I think I'm using more or less standard notation, please let me know if there is something that is not understood.
Im trying to find the bayesian estimator for the loss function:
$ \begin{equation} L_e(\theta, d) = \mathbb{E}_\theta \log\frac{f(x|\theta)}{f(x|d)} = \int \log\frac{f(x|\theta)}{f(x|d)} dx \end{equation} $
The bayesian estimator, $\delta ^\pi$ is defined as the estimator that minimizes the integral risk, that is $ \begin{equation} \delta^\pi (x) := \text{argmin} \, r(\pi,\delta) = \mathbb{E}^\pi R(\theta, \delta) \end{equation}
Where $R(\theta, \delta)$ denotes the frenquentist risk, that is $\mathbb{E_\theta}L_e(\theta, \delta)$ and $\mathbb{E}^\pi$ is the expectation taken w.r.t the posteriori distribution.

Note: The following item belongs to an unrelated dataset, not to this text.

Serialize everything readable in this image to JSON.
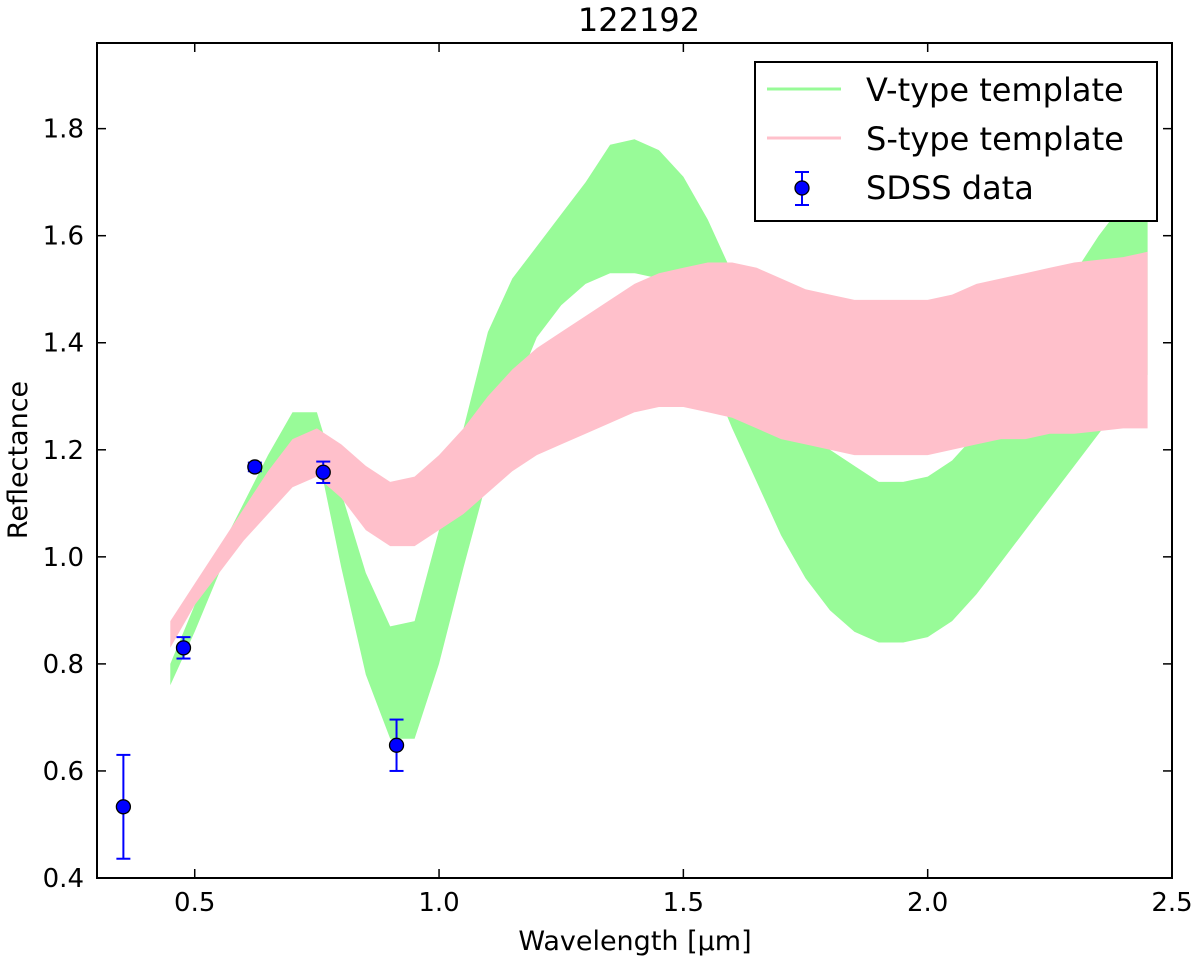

That is I need to minimize w.r.t. $\delta$ the following
$\int_\Theta \int \mathbb{E}_\theta \log\frac{f(x|\theta)}{f(x|d)} dx \, \pi(\theta | x)d\theta $
which is equivalent to minimizing
$\int_\Theta \log\frac{f(x|\theta)}{f(x|d)} \pi(\theta | x) d\theta = \int_\Theta \log f(x|\theta)\pi(\theta | x) - f(x|d) \pi(\theta | x) d\theta $
Intuitively i think that $\delta^\pi(x) = \mathbb{E^\pi}(\theta | x)$ but im not sure that this is correct. Any hints on how to prove it? Im a bit at loss when working with conditional distributions.
$$\int_{\Theta} \log \frac{f(x \mid \theta)}{f(x \mid d)} \pi(\theta \mid x) \, d\theta = E^{\pi} [\log f(x \mid \theta)] - \log f(x \mid d)$$ so you should choose $d$ to maximize $\log f(x \mid d)$, i.e. maximum likelihood.